Die Beklagte trägt im nachgelassenen Schriftsatz vom 31.7.08 vor, im Schnitt habe das Kind in den Jahren 2003 bis 2007 jährlich etwa 120 Krankheitstage gehabt. Im letzten Schuljahr #####/####habe U 26 Fehltage in der Schule aufgewiesen und die Beklagte hätte sie ca. 16 mal früher oder später aus dem Unterricht holen müssen. Allein im Zeitraum vom 21. 1. 2008 bis zum 21. 7. 2008 sei das Kind 68 Tage krank gewesen. Der Beklagten sei deshalb eine geregelte Arbeit nicht möglich. Nur aufgrund des enormen Einsatzes der Beklagten, sei das Kind bisher in der Schule mitgekommen. Im zugleich eingereichten Attest der Kinderärztin Dr. X vom 17. 7. 2008 heißt es, dass aufgrund der langen, ernsten Krankheitsgeschichte die Mutter-Kindbindung extrem stark sei und die bei gesunden Kindern pubertätsbedingte Lösung von den Eltern noch nicht stattgefunden habe. Es wäre dem Kind keinesfalls zuzumuten, jede 1. bis 3. Woche im Krankenhaus zu verbringen.

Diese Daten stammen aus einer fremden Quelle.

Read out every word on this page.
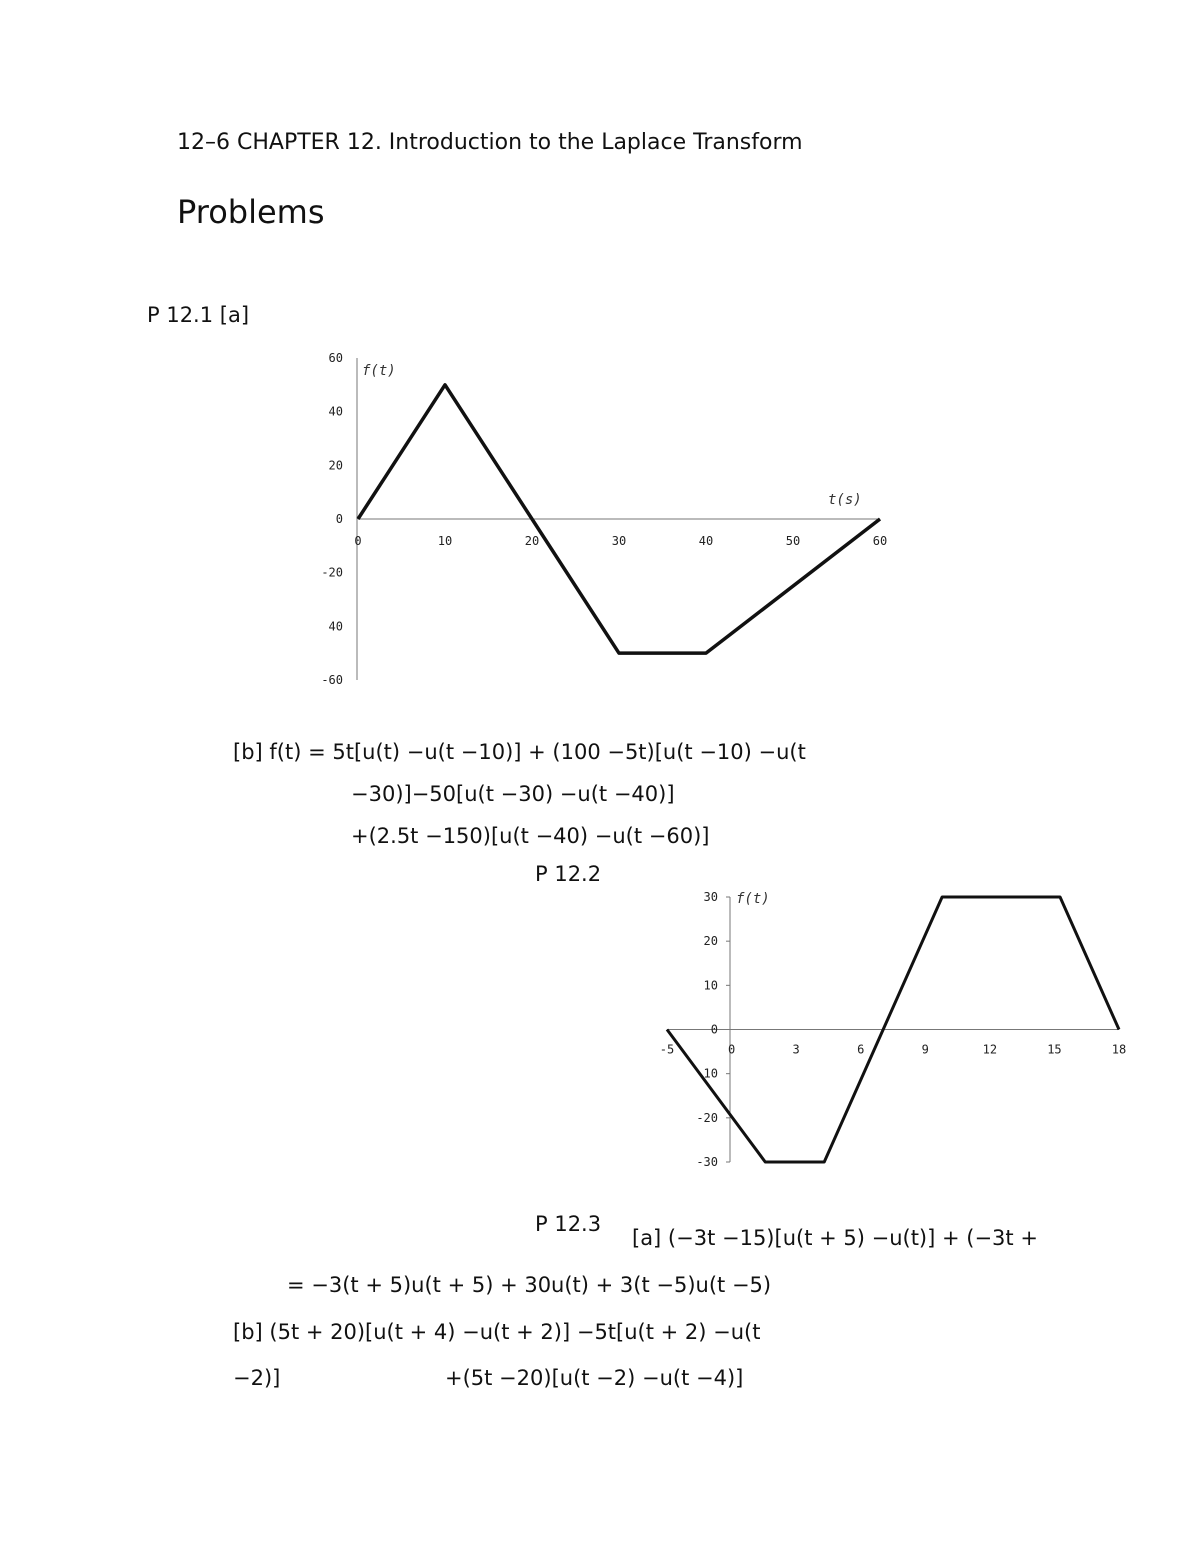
12–6 CHAPTER 12. Introduction to the Laplace Transform
Problems
P 12.1 [a]
0	10	20	30	40	50	60
60
40
20
0
-20
40
-60
f(t)
t(s)
[b] f(t) = 5t[u(t) −u(t −10)] + (100 −5t)[u(t −10) −u(t
−30)]−50[u(t −30) −u(t −40)]
+(2.5t −150)[u(t −40) −u(t −60)]
P 12.2
-5	0	3	6	9	12	15	18
30
20
10
0
-10
-20
-30
f(t)
P 12.3
[a] (−3t −15)[u(t + 5) −u(t)] + (−3t +
= −3(t + 5)u(t + 5) + 30u(t) + 3(t −5)u(t −5)
[b] (5t + 20)[u(t + 4) −u(t + 2)] −5t[u(t + 2) −u(t
−2)]	+(5t −20)[u(t −2) −u(t −4)]
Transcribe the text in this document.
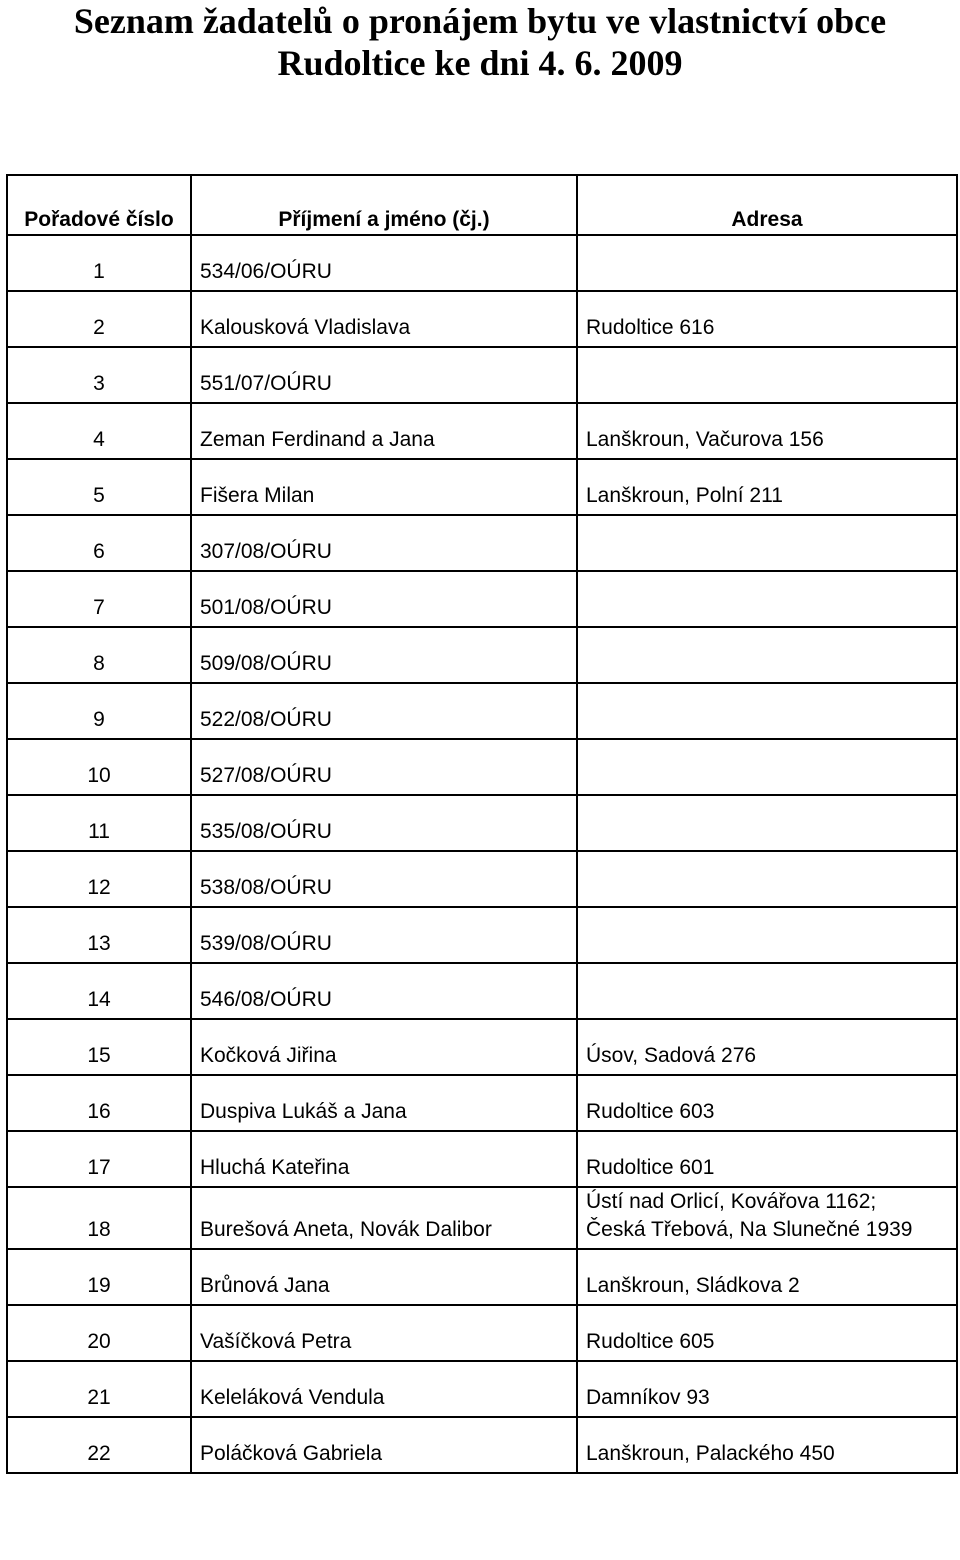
Seznam žadatelů o pronájem bytu ve vlastnictví obce
Rudoltice ke dni 4. 6. 2009
Pořadové číslo	Příjmení a jméno (čj.)	Adresa
1	534/06/OÚRU	
2	Kalousková Vladislava	Rudoltice 616
3	551/07/OÚRU	
4	Zeman Ferdinand a Jana	Lanškroun, Vačurova 156
5	Fišera Milan	Lanškroun, Polní 211
6	307/08/OÚRU	
7	501/08/OÚRU	
8	509/08/OÚRU	
9	522/08/OÚRU	
10	527/08/OÚRU	
11	535/08/OÚRU	
12	538/08/OÚRU	
13	539/08/OÚRU	
14	546/08/OÚRU	
15	Kočková Jiřina	Úsov, Sadová 276
16	Duspiva Lukáš a Jana	Rudoltice 603
17	Hluchá Kateřina	Rudoltice 601
18	Burešová Aneta, Novák Dalibor	Ústí nad Orlicí, Kovářova 1162;
Česká Třebová, Na Slunečné 1939
19	Brůnová Jana	Lanškroun, Sládkova 2
20	Vašíčková Petra	Rudoltice 605
21	Keleláková Vendula	Damníkov 93
22	Poláčková Gabriela	Lanškroun, Palackého 450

In einem weiteren, (angekündigten, jedoch nicht nachgelassenen) Schriftsatz vom 5. 8. 2008 trägt sie vor, sie habe aus einer Putzstellen, wo sie 1x wöchentlich 45 Minuten variabel arbeiten könne, Nebeneinkünfte i.H.v. 60,--€. Eine zweite Putzstelle befinde sich in einem Friseursalon, Dort leiste sie Putzarbeiten von 1,5 Stunden im Rhythmus von 2 Wochen mit ihr freigestellter Arbeitszeit, auch am Wochenende oder montags. Sie erhalte keine Entlohnung, sondern ihrerseits kostenlos Friseurleistungen. Von Beginn der 30. Kalenderwoche an habe U wieder einen Schub gehabt, der so gravierend geworden sei, dass am Sonntag, den 27. 7. 2008 der Notarzt habe aufgesucht werden müssen.
Schließlich teilt die Beklagte in einem weiteren, nicht nachgelassenen Schriftsatz vom 13. 8. 08 mit, dass U erneut erkrankt sei. Im beigefügten Arztattest Dres. S – X heißt es, dass U seit dem 7. 8.zunächst mit obstruktiver Bronchitis vorgestellt wurde, bei einem erneut Termin in der Praxis sei eine Bronchopneumonie festgestellt worden und dass U erneut zur Kontrolle vorgestellt werden müsse.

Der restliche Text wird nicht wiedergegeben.